Serving the Quantitative Finance Community

 
User avatar
Cuchulainn
Topic Author
Posts: 20250
Joined: July 16th, 2004, 7:38 am
Location: 20, 000

Re: Asymptotic behaviour of ODE/PDE (large time)

December 22nd, 2018, 2:29 pm

That's OK. I've got it. And I see from Storn and Price that the 1985 SDE method was obsoleted by DE circa 1995 because of a massive reduction in the number of function evaluations needed! (Table 3). So, while an SDE approach indeed works, it's not a good one. Well, I learned something today.
DE is a population-based ('safety-in-numbers') optimisation method and it uses a selection method to allow certain members of the population to evolve to the next generation.

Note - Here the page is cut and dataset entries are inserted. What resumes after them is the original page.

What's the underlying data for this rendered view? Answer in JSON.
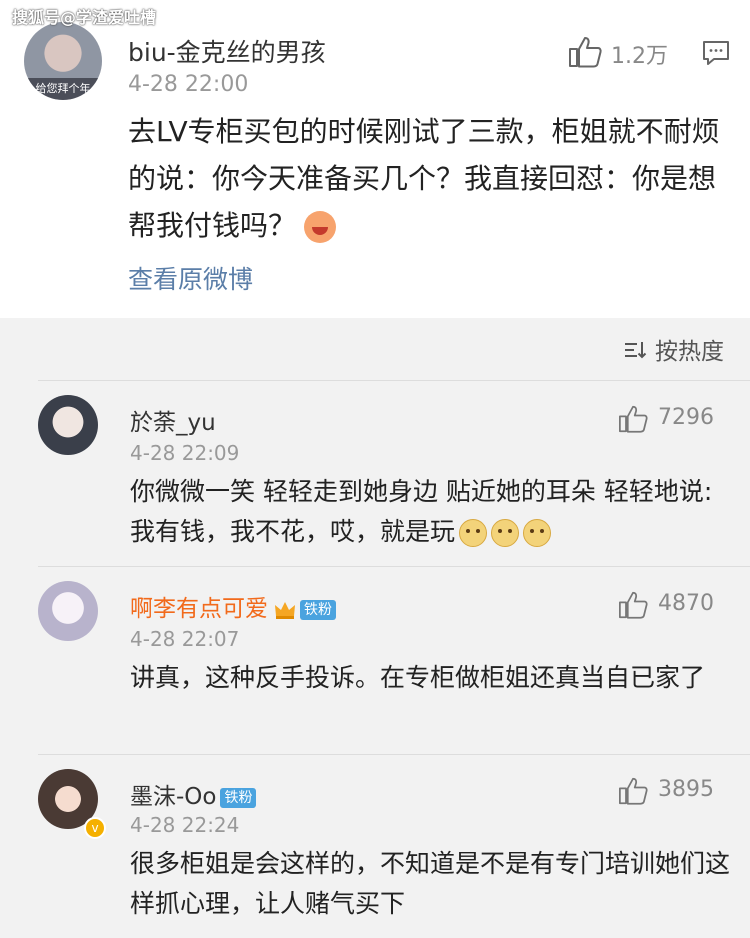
{
  "watermark": "搜狐号@学渣爱吐槽",
  "main_post": {
    "avatar_caption": "给您拜个年",
    "username": "biu-金克丝的男孩",
    "time": "4-28 22:00",
    "like_count": "1.2万",
    "text": "去LV专柜买包的时候刚试了三款，柜姐就不耐烦的说：你今天准备买几个？我直接回怼：你是想帮我付钱吗？",
    "view_original": "查看原微博"
  },
  "sort_label": "按热度",
  "comments": [
    {
      "username": "於荼_yu",
      "time": "4-28 22:09",
      "likes": "7296",
      "text": "你微微一笑 轻轻走到她身边 贴近她的耳朵 轻轻地说:我有钱，我不花，哎，就是玩",
      "name_color": "#333333"
    },
    {
      "username": "啊李有点可爱",
      "badge": "铁粉",
      "time": "4-28 22:07",
      "likes": "4870",
      "text": "讲真，这种反手投诉。在专柜做柜姐还真当自已家了",
      "name_color": "#f26a1b"
    },
    {
      "username": "墨沫-Oo",
      "badge": "铁粉",
      "time": "4-28 22:24",
      "likes": "3895",
      "text": "很多柜姐是会这样的，不知道是不是有专门培训她们这样抓心理，让人赌气买下",
      "name_color": "#333333"
    }
  ],
  "colors": {
    "link": "#5b7ea8",
    "orange_name": "#f26a1b",
    "badge": "#4aa3df"
  }
}
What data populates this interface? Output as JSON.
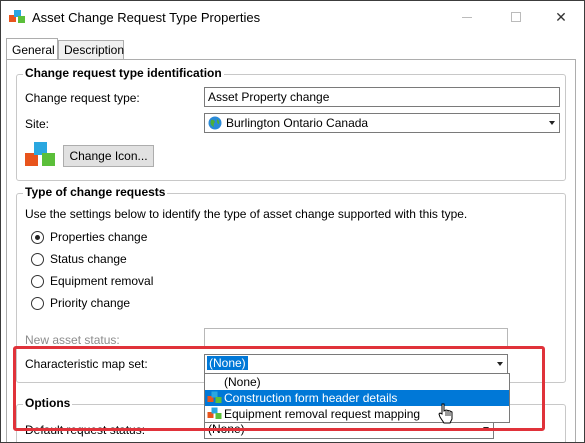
{
  "window": {
    "title": "Asset Change Request Type Properties",
    "controls": {
      "minimize": "minimize",
      "maximize": "maximize",
      "close": "✕"
    }
  },
  "tabs": [
    {
      "label": "General",
      "active": true
    },
    {
      "label": "Description",
      "active": false
    }
  ],
  "identification": {
    "group_title": "Change request type identification",
    "type_label": "Change request type:",
    "type_value": "Asset Property change",
    "site_label": "Site:",
    "site_value": "Burlington Ontario Canada",
    "change_icon_button": "Change Icon..."
  },
  "type_group": {
    "group_title": "Type of change requests",
    "instructions": "Use the settings below to identify the type of asset change supported with this type.",
    "options": [
      {
        "label": "Properties change",
        "checked": true
      },
      {
        "label": "Status change",
        "checked": false
      },
      {
        "label": "Equipment removal",
        "checked": false
      },
      {
        "label": "Priority change",
        "checked": false
      }
    ],
    "new_status_label": "New asset status:",
    "new_status_value": "",
    "char_map_label": "Characteristic map set:",
    "char_map_value": "(None)"
  },
  "dropdown": {
    "items": [
      {
        "label": "(None)",
        "icon": null,
        "selected": false
      },
      {
        "label": "Construction form header details",
        "icon": "asset-cubes-icon",
        "selected": true
      },
      {
        "label": "Equipment removal request mapping",
        "icon": "asset-cubes-icon",
        "selected": false
      }
    ]
  },
  "options_group": {
    "group_title": "Options",
    "default_status_label": "Default request status:",
    "default_status_value": "(None)"
  },
  "colors": {
    "highlight": "#e0323a",
    "selection": "#0078d7"
  }
}
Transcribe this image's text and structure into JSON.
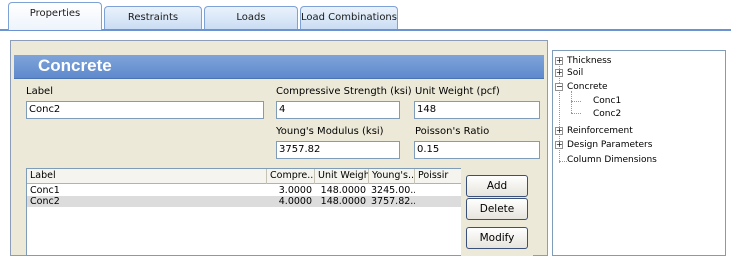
{
  "tabs": [
    {
      "label": "Properties",
      "active": true
    },
    {
      "label": "Restraints",
      "active": false
    },
    {
      "label": "Loads",
      "active": false
    },
    {
      "label": "Load Combinations",
      "active": false
    }
  ],
  "panel": {
    "title": "Concrete",
    "label_field": {
      "label": "Label",
      "value": "Conc2"
    },
    "compressive_strength": {
      "label": "Compressive Strength (ksi)",
      "value": "4"
    },
    "unit_weight": {
      "label": "Unit Weight (pcf)",
      "value": "148"
    },
    "youngs_modulus": {
      "label": "Young's Modulus (ksi)",
      "value": "3757.82"
    },
    "poissons_ratio": {
      "label": "Poisson's Ratio",
      "value": "0.15"
    }
  },
  "list": {
    "columns": [
      "Label",
      "Compre...",
      "Unit Weight",
      "Young's...",
      "Poissir"
    ],
    "rows": [
      {
        "label": "Conc1",
        "compressive": "3.0000",
        "unit_weight": "148.0000",
        "youngs": "3245.00..."
      },
      {
        "label": "Conc2",
        "compressive": "4.0000",
        "unit_weight": "148.0000",
        "youngs": "3757.82..."
      }
    ]
  },
  "buttons": {
    "add": "Add",
    "delete": "Delete",
    "modify": "Modify"
  },
  "tree": {
    "items": [
      {
        "label": "Thickness",
        "expander": "+"
      },
      {
        "label": "Soil",
        "expander": "+"
      },
      {
        "label": "Concrete",
        "expander": "−"
      },
      {
        "label": "Conc1",
        "expander": ""
      },
      {
        "label": "Conc2",
        "expander": ""
      },
      {
        "label": "Reinforcement",
        "expander": "+"
      },
      {
        "label": "Design Parameters",
        "expander": "+"
      },
      {
        "label": "Column Dimensions",
        "expander": ""
      }
    ]
  }
}
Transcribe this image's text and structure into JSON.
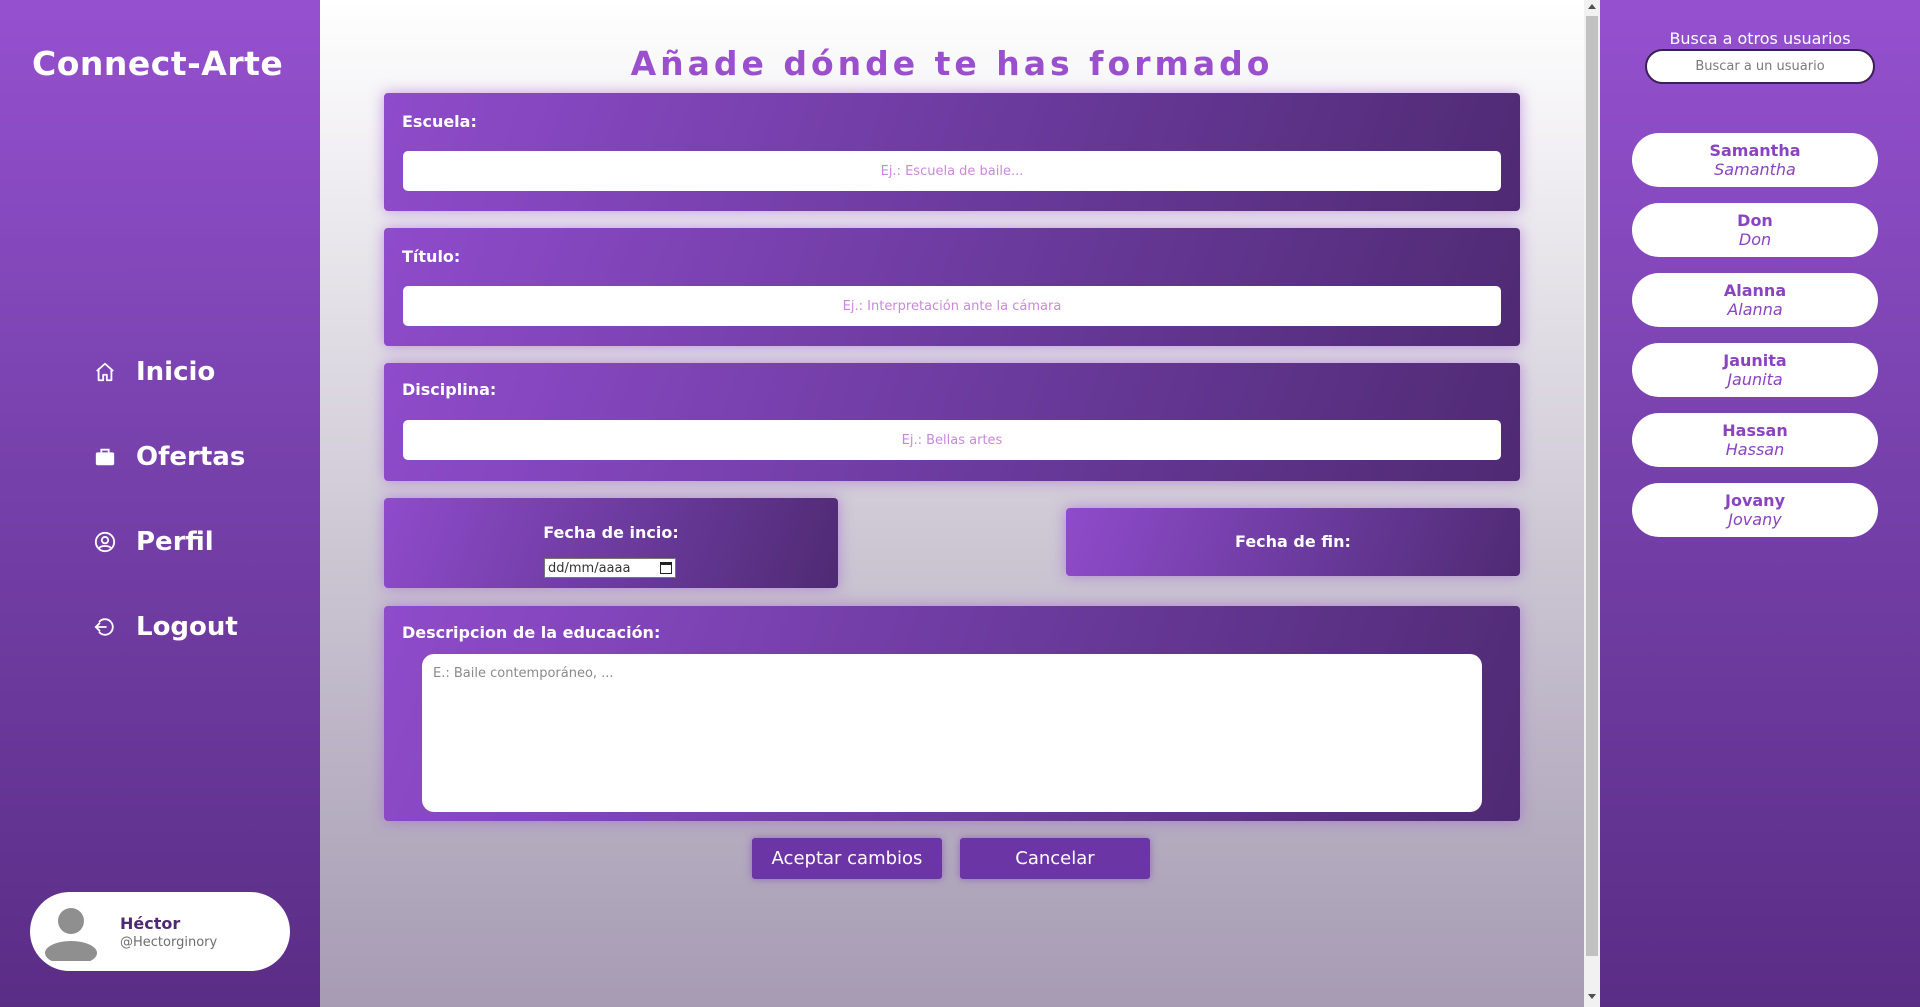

I programmed a C++11 and tested against the usual suspects (recall the 'iv' thread as well). It is extremely robust as far as I can see but compute-intense. It seems that choosing its hyperparameters is an art..

The Rastrigin function is non-convex and has many local minima. For n = 10 I got the answer with a population 6000 and 50000 generations. 

https://en.wikipedia.org/wiki/Rastrigin_function

(BTW Ackley in 2d is a piece of cake NPOP = NGEN = 100 does the job; ODE solver converges to a local minimum).
DE is not meant for sequential code.@Alan, how does MM cope with DE (efficiency)?
 
User avatar
Cuchulainn
Topic Author
Posts: 20250
Joined: July 16th, 2004, 7:38 am
Location: 20, 000

Re: Asymptotic behaviour of ODE/PDE (large time)

December 22nd, 2018, 3:51 pm

But, I can see at least two problems. First, evidently missing from the idea is some supplementary criteria that makes you jump away from some local maxima that's inferior to some other one already investigated. Second, I would like the Brownian noise term to disappear when f( ) is convex, thus reducing the SDE system to your ODE system.  

I read Aluffi et al 1985. The ODE solver converges when the function minimum is unique but it is somewhat of a leap-of-faith IMO to consider a 'suitable stochastic perturbation' (what's the ratonale?) that will find the global solution in some magic way.

The proposed algorithm reminds me of a protean evolutionary program?? When they 'split a path into 2 paths', what do they mean?
 
User avatar
Alan
Posts: 2958
Joined: December 19th, 2001, 4:01 am
Location: California
Contact:

Re: Asymptotic behaviour of ODE/PDE (large time)

December 22nd, 2018, 4:15 pm

Re your MM question, you have to remember that Mathematica is really a black box in terms of algorithmic details. I don't use DE that much --  mostly as a double check that some local extremum I have found, say for maximum likelihood, is actually a global optimum.  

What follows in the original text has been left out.